Mário Moreno/ março 16, 2023/ Artigos

Acrescentando “chiar” ao Bife

Não acendereis fogo em nenhuma das vossas habitações no dia de sábado” (Ex 35:3)

Muitos dos comentários discutem por que a Torah separa o acendimento do fogo de todas as outras formas de trabalho proibido do Shabat. (Ver Ramban 35:3, Shabat 70a) Rav Sadya Gaon explica que a ênfase deve ser colocada na última parte do verso, “bechol moshvosaichem” – “em todas as suas habitações”. A Torah está nos ensinando que a proibição de acender fogo se aplica a todos os lugares onde vivem os filhos de Israel. A necessidade dessa ênfase, explica Rav Sadya Gaon, é evitar que uma pessoa erre aplicando a proibição apenas ao período de tempo durante o qual os filhos de Israel subsistiram do maná. (Ex 35:3) Que razão poderia levar uma pessoa a chegar a tal suposição?

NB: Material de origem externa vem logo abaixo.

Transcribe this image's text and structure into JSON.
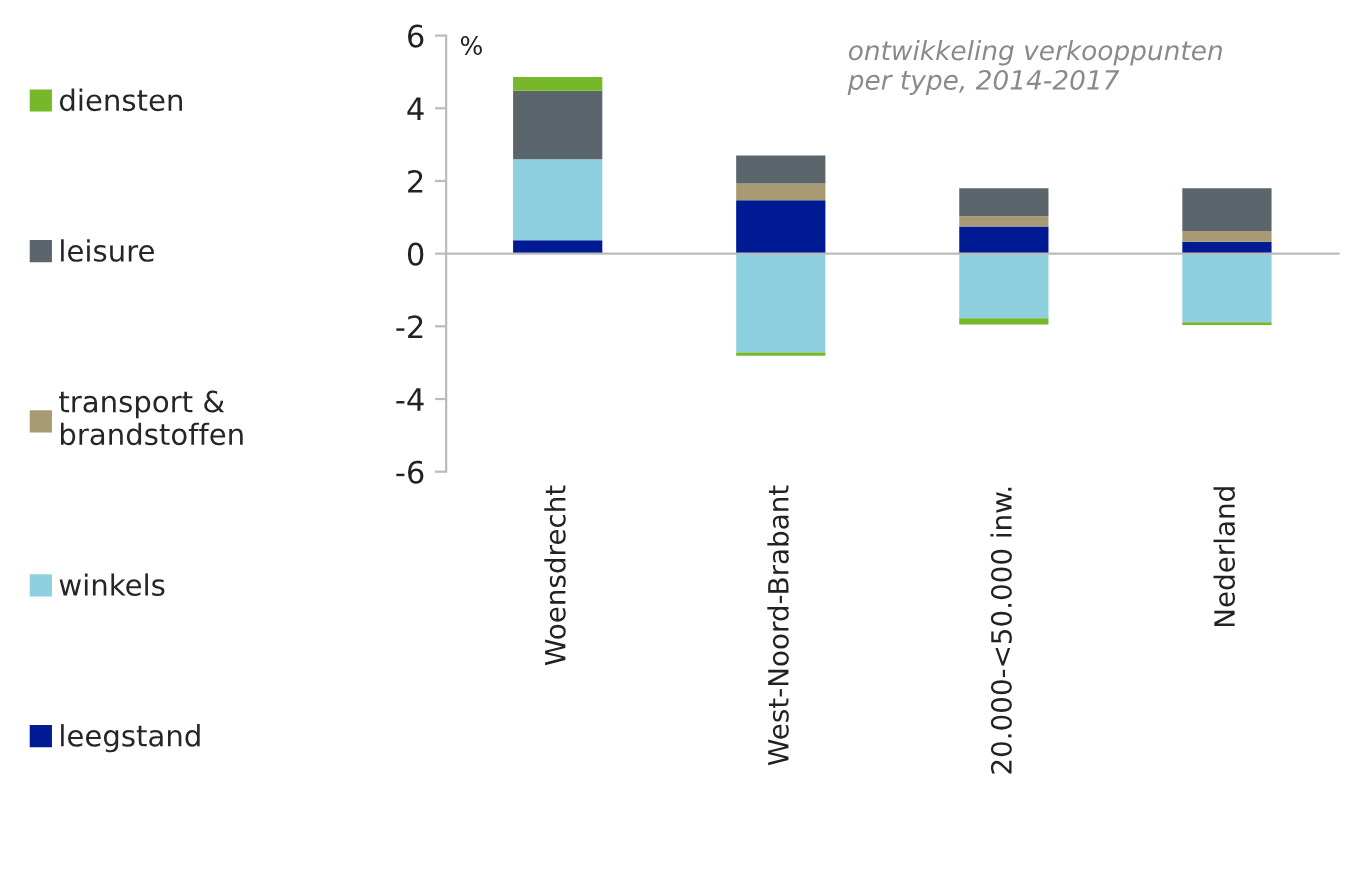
{
  "chart_data": {
    "type": "bar",
    "stacked": true,
    "title": "ontwikkeling verkooppunten\nper type, 2014-2017",
    "ylabel": "%",
    "categories": [
      "Woensdrecht",
      "West-Noord-Brabant",
      "20.000-<50.000 inw.",
      "Nederland"
    ],
    "series": [
      {
        "name": "leegstand",
        "color": "#001a94",
        "values": [
          0.37,
          1.47,
          0.75,
          0.33
        ]
      },
      {
        "name": "winkels",
        "color": "#8ecfe0",
        "values": [
          2.23,
          -2.72,
          -1.78,
          -1.89
        ]
      },
      {
        "name": "transport & brandstoffen",
        "color": "#a89a72",
        "values": [
          0,
          0.46,
          0.28,
          0.29
        ]
      },
      {
        "name": "leisure",
        "color": "#5b666c",
        "values": [
          1.88,
          0.77,
          0.77,
          1.18
        ]
      },
      {
        "name": "diensten",
        "color": "#76b82a",
        "values": [
          0.38,
          -0.09,
          -0.17,
          -0.07
        ]
      }
    ],
    "ylim": [
      -6,
      6
    ],
    "yticks": [
      -6,
      -4,
      -2,
      0,
      2,
      4,
      6
    ],
    "legend": "left"
  }
}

Uma possível solução que poderia ser proposta é que, visto que o maná não exigia preparação, alguém poderia pensar que somente em circunstâncias semelhantes, quando o fogo não fosse usado, o acendimento seria restrito. No entanto, talvez quando o fogo fosse usado para a preparação de alimentos, a lenha fosse permitida. A falha nessa abordagem é que os filhos de Israel usaram fogo na preparação do maná, como atesta o versículo: “asher tofu eifu v’es asher tevashlu basheilu” – “asse o que deseja assar e cozinhe o que deseja cozinhar”. (Ex 16:23) Claramente, a preparação do maná incluía cozinhar e assar, mas essas atividades ainda eram proibidas no Shabat.

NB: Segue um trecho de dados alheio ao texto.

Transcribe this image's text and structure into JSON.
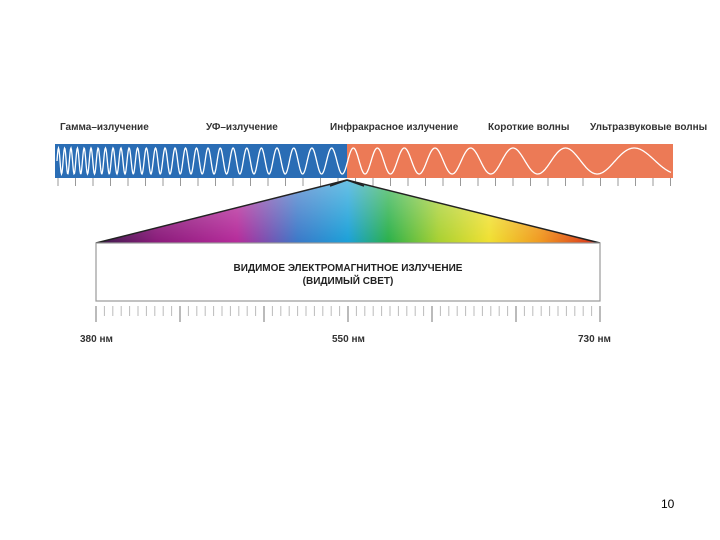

Para começar a abordar a dificuldade acima mencionada, devemos primeiro entender por que os filhos de Israel cozinhariam e assariam o maná se ele fornecesse todos os sabores imagináveis, mesmo em seu estado bruto. Um fator importante na palatabilidade culinária é a apresentação e a aparência dos alimentos. Embora o maná oferecesse todos os sabores desejados, sua aparência nunca mudava. (Ver Yoma 75b) Para aumentar seu apelo visual, os filhos de Israel recorreram a cozinhar e assar o maná.

Rav Sadya Gaon está explicando que alguém pode ter pensado que, uma vez que tal uso de fogo não é essencial no processo de preparação de alimentos, ele cai sob a jurisdição da proibição do Shabat da Torah. Quando, entretanto, o fogo fosse necessário para tornar a comida comestível, a Torah permitiria seu uso no Shabat. Portanto, a Torah enfatiza que em todas as circunstâncias o acendimento do fogo é proibido “em todas as suas habitações”.

Pés no chão

Ele o encheu com espírito divino, com sabedoria, entendimento e conhecimento…” (Ex 35:31)

A Mishná em Pirkei Avot declara “im ayn bina ayn da’at, im ayn da’at ayn bina” – “se não há entendimento, não há conhecimento, se não há conhecimento, não há entendimento”. (3:17) O Maharal cita a explicação do Rivash que define “da’at” como entendimento conceitual básico, um exemplo do qual seria que a soma de um todo é maior que suas partes. “Bina” é o segundo nível de compreensão que é derivado através da aplicação de “da’at”. (Derech Chaim p.155).

Com base no verso que descreve os atributos de Betzalel, “Hashem o encheu de espírito divino, com sabedoria (chochmah), entendimento (tevunah) e conhecimento (da’at)”, o Maharal questiona a interpretação do Rivash. A Torah elogia os da’at de Betzalel como uma de suas qualificações para a construção do Mishkan. Se da’at é apenas a consciência dos conceitos mais rudimentares, por que então, pergunta o Maharal, a Torah considera complementar atribuir Betzalel com ele? (Ibid)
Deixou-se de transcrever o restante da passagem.